Türkiye, düşündüklerini hayata geçirmek için, yasaymış, suçmuş filan aklına bile getirmeden, DTP konvoyu görünce, kimi vatandaşların sokağa fırladıkları bir ülke haline geldi.

Elinde satırla Adana’da evinden çıkan vatandaş karşısına çıkan insanı doğramaya hazır bir kıyıcılığı temsil ediyor.

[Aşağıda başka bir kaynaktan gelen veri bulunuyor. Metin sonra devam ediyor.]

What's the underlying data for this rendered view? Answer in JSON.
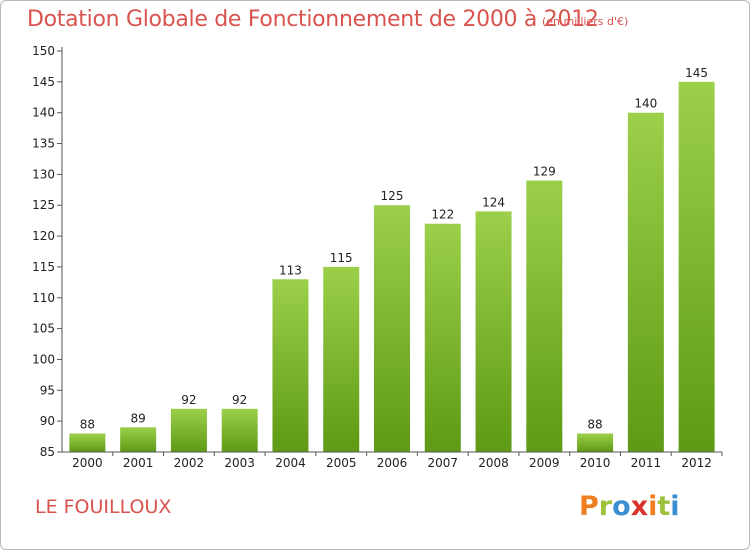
{
  "header": {
    "title": "Dotation Globale de Fonctionnement de 2000 à 2012",
    "subtitle": "(en milliers d'€)"
  },
  "footer": {
    "commune": "LE FOUILLOUX",
    "brand": "Proxiti",
    "brand_letters": [
      {
        "ch": "P",
        "color": "#ef7d22"
      },
      {
        "ch": "r",
        "color": "#9dc23b"
      },
      {
        "ch": "o",
        "color": "#3b8ed0"
      },
      {
        "ch": "x",
        "color": "#d9342b"
      },
      {
        "ch": "i",
        "color": "#ef7d22"
      },
      {
        "ch": "t",
        "color": "#9dc23b"
      },
      {
        "ch": "i",
        "color": "#3b8ed0"
      }
    ]
  },
  "colors": {
    "title": "#d9534f",
    "bar_top": "#9ccf4a",
    "bar_bottom": "#5e9a15",
    "axis": "#555555"
  },
  "chart_data": {
    "type": "bar",
    "title": "Dotation Globale de Fonctionnement de 2000 à 2012",
    "subtitle": "(en milliers d'€)",
    "categories": [
      "2000",
      "2001",
      "2002",
      "2003",
      "2004",
      "2005",
      "2006",
      "2007",
      "2008",
      "2009",
      "2010",
      "2011",
      "2012"
    ],
    "values": [
      88,
      89,
      92,
      92,
      113,
      115,
      125,
      122,
      124,
      129,
      88,
      140,
      145
    ],
    "ylim": [
      85,
      150
    ],
    "yticks": [
      85,
      90,
      95,
      100,
      105,
      110,
      115,
      120,
      125,
      130,
      135,
      140,
      145,
      150
    ],
    "grid": false,
    "legend": "none"
  }
}
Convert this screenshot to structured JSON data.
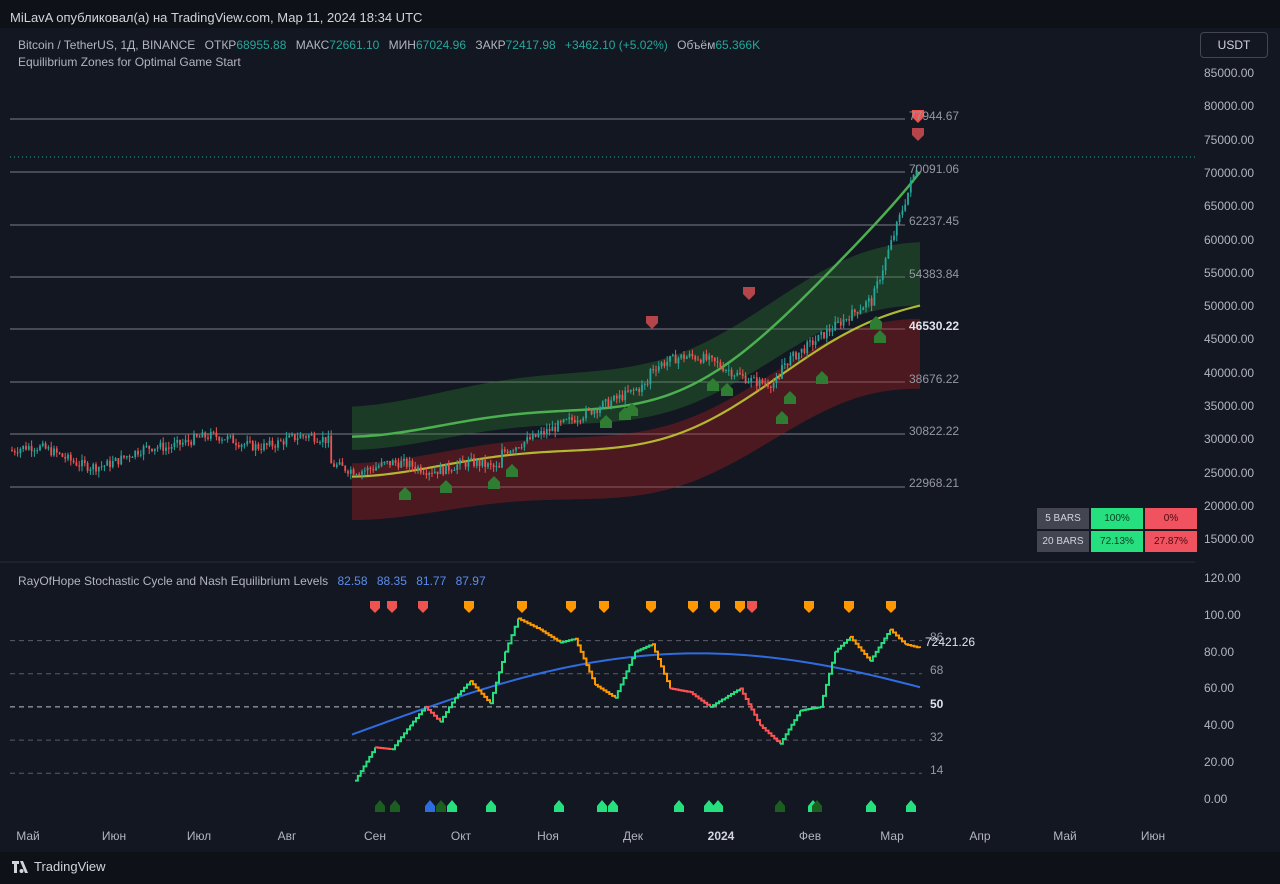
{
  "header": {
    "published": "MiLavA опубликовал(а) на TradingView.com, Мар 11, 2024 18:34 UTC"
  },
  "symbol": {
    "name": "Bitcoin / TetherUS, 1Д, BINANCE",
    "open_label": "ОТКР",
    "open": "68955.88",
    "high_label": "МАКС",
    "high": "72661.10",
    "low_label": "МИН",
    "low": "67024.96",
    "close_label": "ЗАКР",
    "close": "72417.98",
    "change": "+3462.10 (+5.02%)",
    "volume_label": "Объём",
    "volume": "65.366K",
    "indicator": "Equilibrium Zones for Optimal Game Start",
    "currency": "USDT"
  },
  "price_axis": [
    "85000.00",
    "80000.00",
    "75000.00",
    "70000.00",
    "65000.00",
    "60000.00",
    "55000.00",
    "50000.00",
    "45000.00",
    "40000.00",
    "35000.00",
    "30000.00",
    "25000.00",
    "20000.00",
    "15000.00"
  ],
  "levels": [
    "77944.67",
    "70091.06",
    "62237.45",
    "54383.84",
    "46530.22",
    "38676.22",
    "30822.22",
    "22968.21"
  ],
  "stats": {
    "rows": [
      {
        "label": "5 BARS",
        "win": "100%",
        "loss": "0%"
      },
      {
        "label": "20 BARS",
        "win": "72.13%",
        "loss": "27.87%"
      }
    ]
  },
  "oscillator": {
    "name": "RayOfHope Stochastic Cycle and Nash Equilibrium Levels",
    "values": [
      "82.58",
      "88.35",
      "81.77",
      "87.97"
    ],
    "axis": [
      "120.00",
      "100.00",
      "80.00",
      "60.00",
      "40.00",
      "20.00",
      "0.00"
    ],
    "levels": [
      "86",
      "68",
      "50",
      "32",
      "14"
    ],
    "price_label": "72421.26"
  },
  "time_axis": [
    "Май",
    "Июн",
    "Июл",
    "Авг",
    "Сен",
    "Окт",
    "Ноя",
    "Дек",
    "2024",
    "Фев",
    "Мар",
    "Апр",
    "Май",
    "Июн"
  ],
  "footer": {
    "brand": "TradingView"
  },
  "colors": {
    "background": "#131722",
    "up": "#26a69a",
    "down": "#ef5350",
    "green_band": "#2e7d32",
    "red_band": "#b71c1c",
    "stoch_green": "#26e07f",
    "stoch_orange": "#ff9800",
    "stoch_red": "#ff5252",
    "signal_blue": "#2f6ce0"
  }
}
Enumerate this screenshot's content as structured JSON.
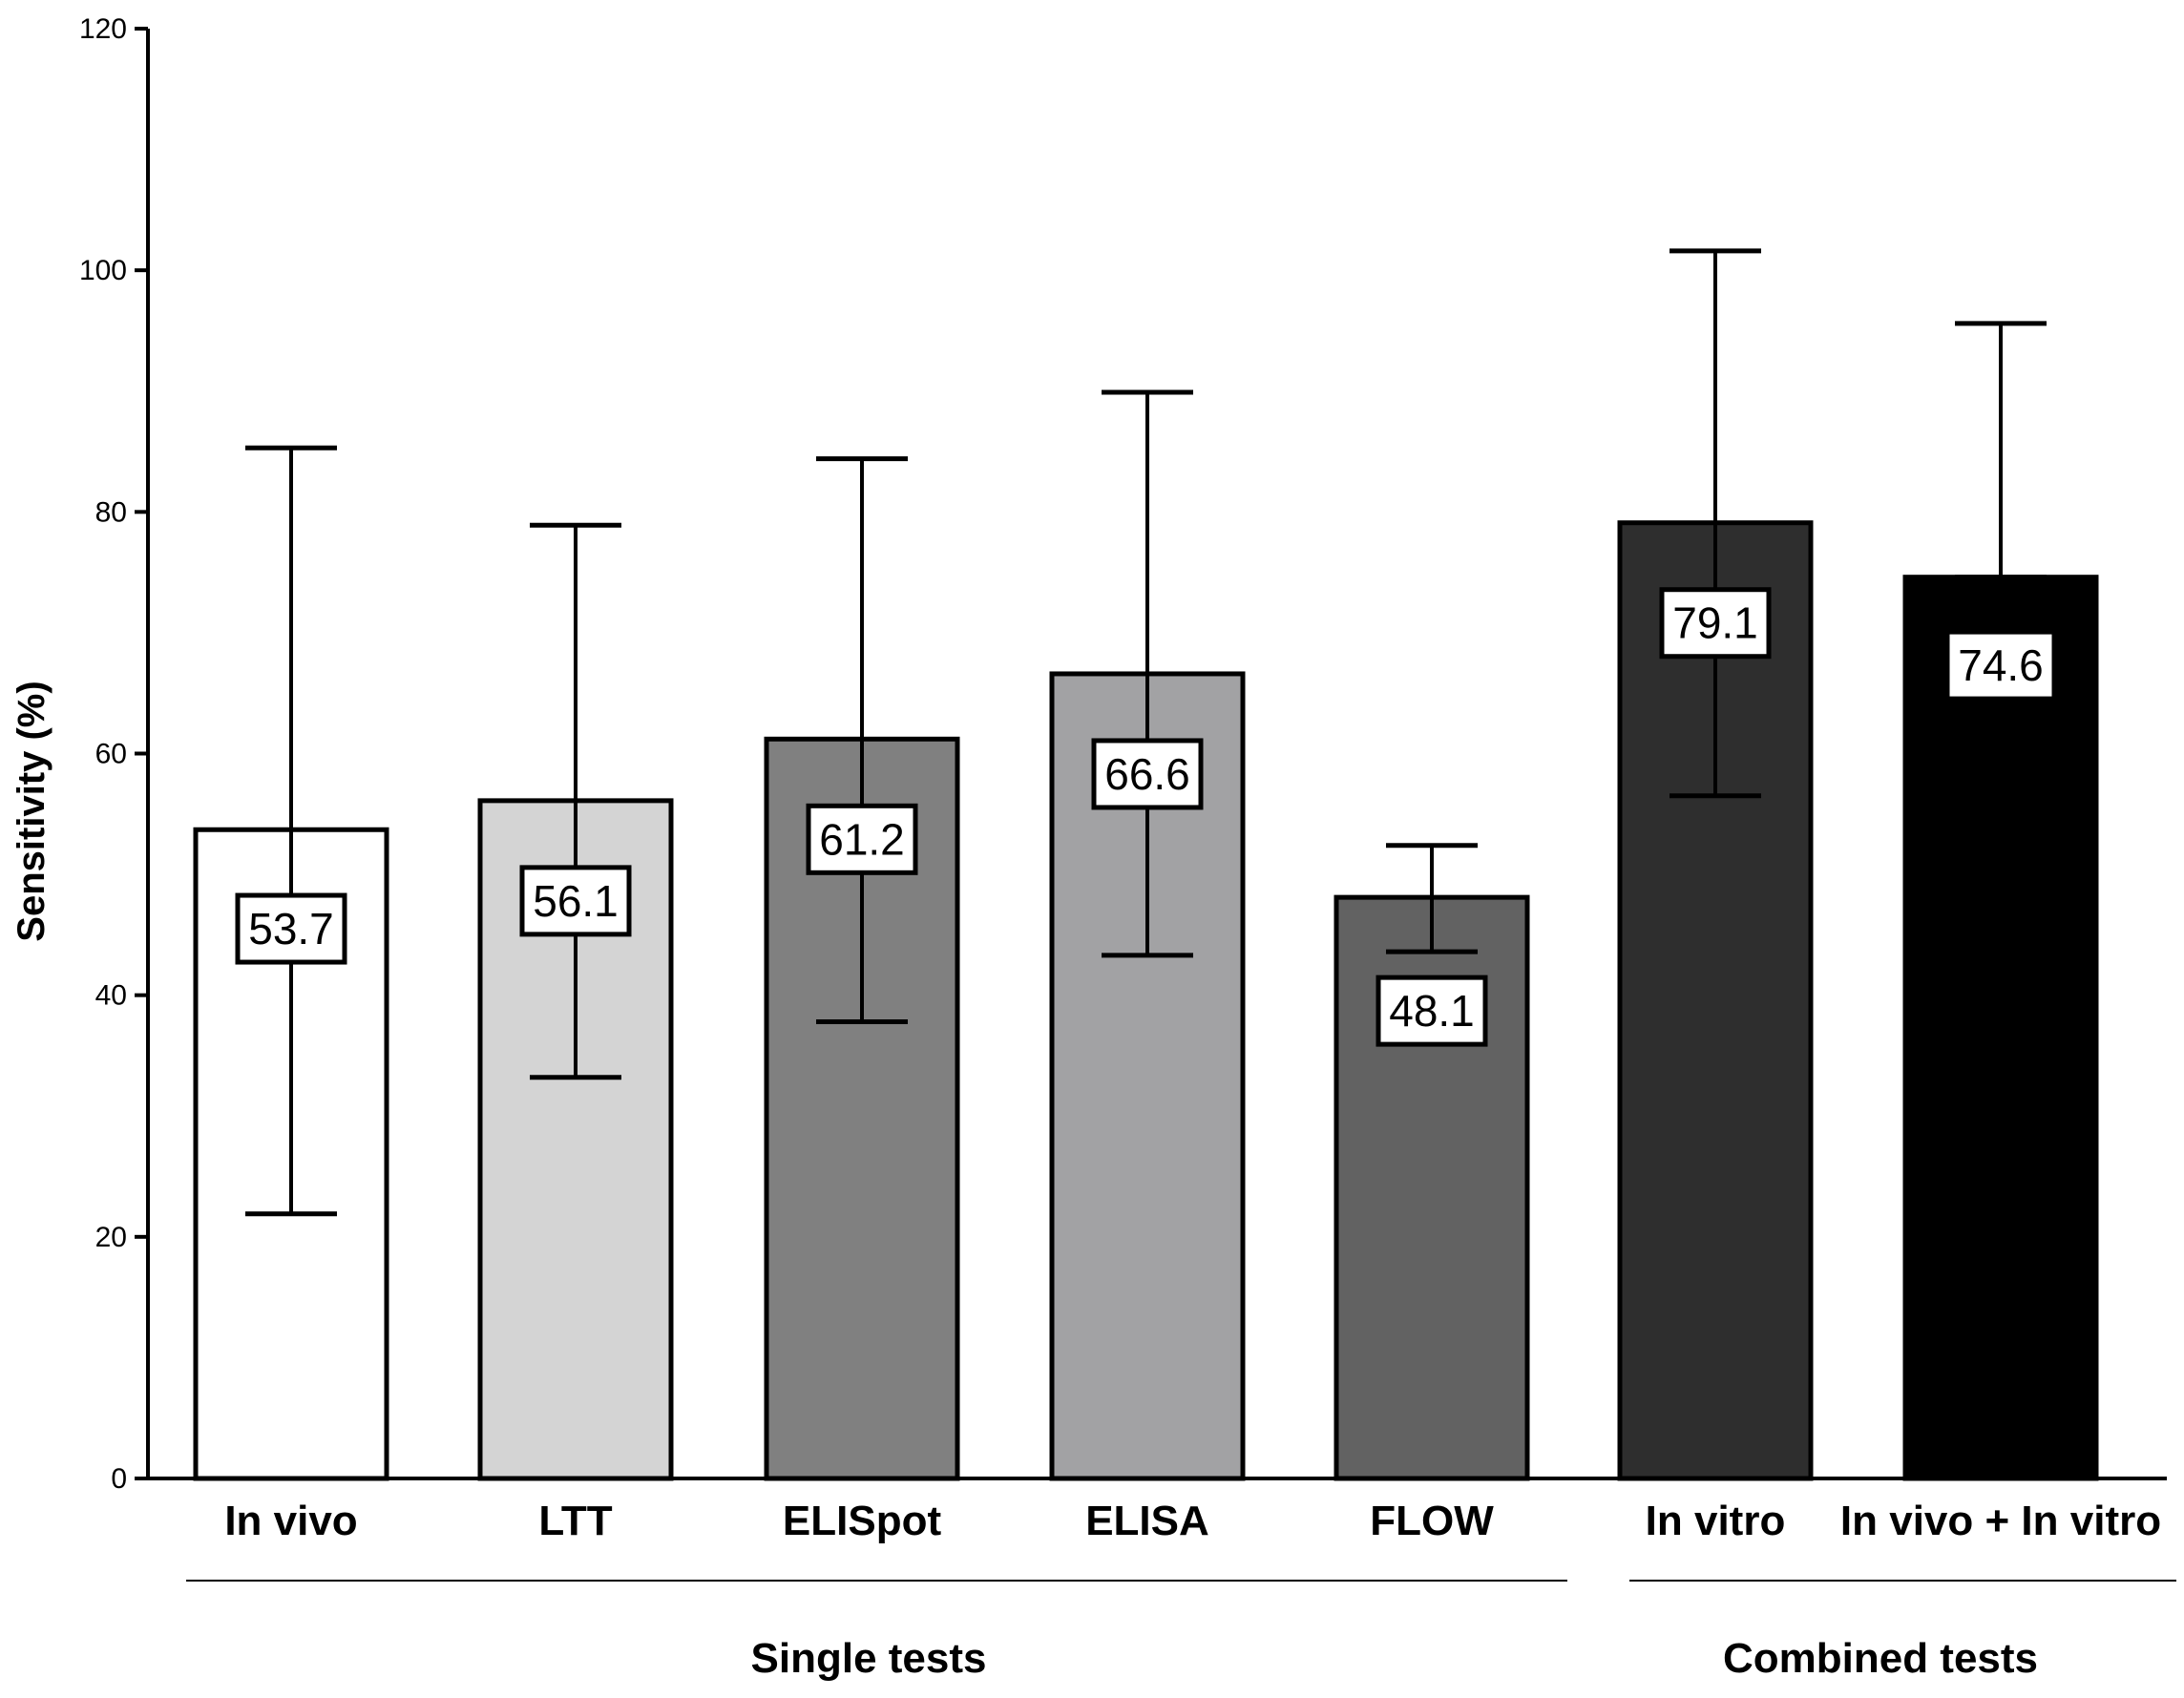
{
  "chart_data": {
    "type": "bar",
    "title": "",
    "xlabel": "",
    "ylabel": "Sensitivity (%)",
    "ylim": [
      0,
      120
    ],
    "yticks": [
      0,
      20,
      40,
      60,
      80,
      100,
      120
    ],
    "grid": false,
    "categories": [
      "In vivo",
      "LTT",
      "ELISpot",
      "ELISA",
      "FLOW",
      "In vitro",
      "In vivo + In vitro"
    ],
    "values": [
      53.7,
      56.1,
      61.2,
      66.6,
      48.1,
      79.1,
      74.6
    ],
    "value_labels": [
      "53.7",
      "56.1",
      "61.2",
      "66.6",
      "48.1",
      "79.1",
      "74.6"
    ],
    "error_upper": [
      85.3,
      78.9,
      84.4,
      89.9,
      52.4,
      101.6,
      95.6
    ],
    "error_lower": [
      21.9,
      33.2,
      37.8,
      43.3,
      43.6,
      56.5,
      74.6
    ],
    "fill_colors": [
      "#ffffff",
      "#d4d4d4",
      "#808080",
      "#a2a2a4",
      "#626262",
      "#2e2e2e",
      "#000000"
    ],
    "groups": [
      {
        "label": "Single tests",
        "categories": [
          "In vivo",
          "LTT",
          "ELISpot",
          "ELISA",
          "FLOW"
        ]
      },
      {
        "label": "Combined tests",
        "categories": [
          "In vitro",
          "In vivo + In vitro"
        ]
      }
    ]
  }
}
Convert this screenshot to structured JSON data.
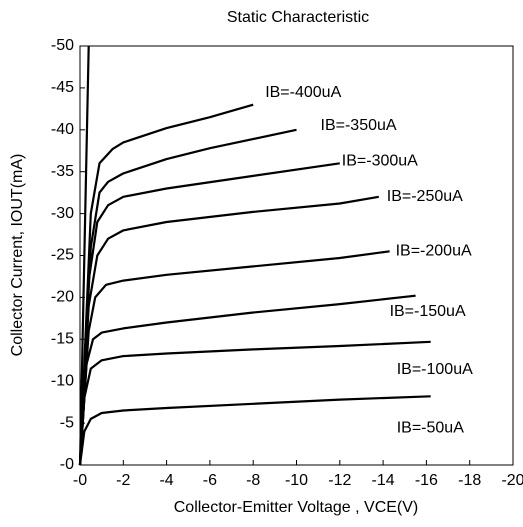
{
  "chart_data": {
    "type": "line",
    "title": "Static Characteristic",
    "x_label": "Collector-Emitter Voltage , VCE(V)",
    "y_label": "Collector Current, IOUT(mA)",
    "xlim": [
      0,
      -20
    ],
    "ylim": [
      0,
      -50
    ],
    "xticks": [
      {
        "value": 0,
        "label": "-0"
      },
      -2,
      -4,
      -6,
      -8,
      -10,
      -12,
      -14,
      -16,
      -18,
      -20
    ],
    "yticks": [
      {
        "value": 0,
        "label": "-0"
      },
      -5,
      -10,
      -15,
      -20,
      -25,
      -30,
      -35,
      -40,
      -45,
      -50
    ],
    "grid": false,
    "series": [
      {
        "color": "#000000",
        "x": [
          0,
          -0.4
        ],
        "values": [
          0,
          -50
        ]
      },
      {
        "name": "IB=-400uA",
        "color": "#000000",
        "x": [
          0,
          -0.5,
          -0.9,
          -1.5,
          -2,
          -4,
          -6,
          -8
        ],
        "values": [
          0,
          -30,
          -36,
          -37.7,
          -38.5,
          -40.2,
          -41.5,
          -43
        ]
      },
      {
        "name": "IB=-350uA",
        "color": "#000000",
        "x": [
          0,
          -0.5,
          -0.9,
          -1.3,
          -2,
          -4,
          -6,
          -10
        ],
        "values": [
          0,
          -26,
          -32.5,
          -33.8,
          -34.8,
          -36.5,
          -37.8,
          -40
        ]
      },
      {
        "name": "IB=-300uA",
        "color": "#000000",
        "x": [
          0,
          -0.4,
          -0.8,
          -1.3,
          -2,
          -4,
          -8,
          -12
        ],
        "values": [
          0,
          -22,
          -29,
          -31,
          -32,
          -33,
          -34.5,
          -36
        ]
      },
      {
        "name": "IB=-250uA",
        "color": "#000000",
        "x": [
          0,
          -0.4,
          -0.8,
          -1.3,
          -2,
          -4,
          -8,
          -12,
          -13.8
        ],
        "values": [
          0,
          -19,
          -25,
          -27,
          -28,
          -29,
          -30.2,
          -31.2,
          -32
        ]
      },
      {
        "name": "IB=-200uA",
        "color": "#000000",
        "x": [
          0,
          -0.4,
          -0.7,
          -1.2,
          -2,
          -4,
          -8,
          -12,
          -14.3
        ],
        "values": [
          0,
          -16,
          -20,
          -21.5,
          -22,
          -22.7,
          -23.7,
          -24.7,
          -25.5
        ]
      },
      {
        "name": "IB=-150uA",
        "color": "#000000",
        "x": [
          0,
          -0.3,
          -0.6,
          -1,
          -2,
          -4,
          -8,
          -12,
          -15.5
        ],
        "values": [
          0,
          -12,
          -15,
          -15.8,
          -16.3,
          -17,
          -18.2,
          -19.2,
          -20.2
        ]
      },
      {
        "name": "IB=-100uA",
        "color": "#000000",
        "x": [
          0,
          -0.2,
          -0.5,
          -1,
          -2,
          -4,
          -8,
          -12,
          -16.2
        ],
        "values": [
          0,
          -8,
          -11.5,
          -12.5,
          -13,
          -13.3,
          -13.8,
          -14.2,
          -14.7
        ]
      },
      {
        "name": "IB=-50uA",
        "color": "#000000",
        "x": [
          0,
          -0.2,
          -0.5,
          -1,
          -2,
          -4,
          -8,
          -12,
          -16.2
        ],
        "values": [
          0,
          -4,
          -5.5,
          -6.2,
          -6.5,
          -6.8,
          -7.3,
          -7.8,
          -8.2
        ]
      }
    ]
  }
}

O anda polisin müdahalesi durduruyor onu. Ama başka bir yerde Gaziosmanpaşa’da aralarında Kürtçe konuşan iki genç, satır darbeleriyle yaralanarak hastaneye kaldırılmaktan kurtulamıyor.

Korkulan oldu nihayet. Diyarbakır’da, üniversite öğrencisi gencecik bir insan, Aydın Erdem sırtından ve tek kurşunla öldürüldü.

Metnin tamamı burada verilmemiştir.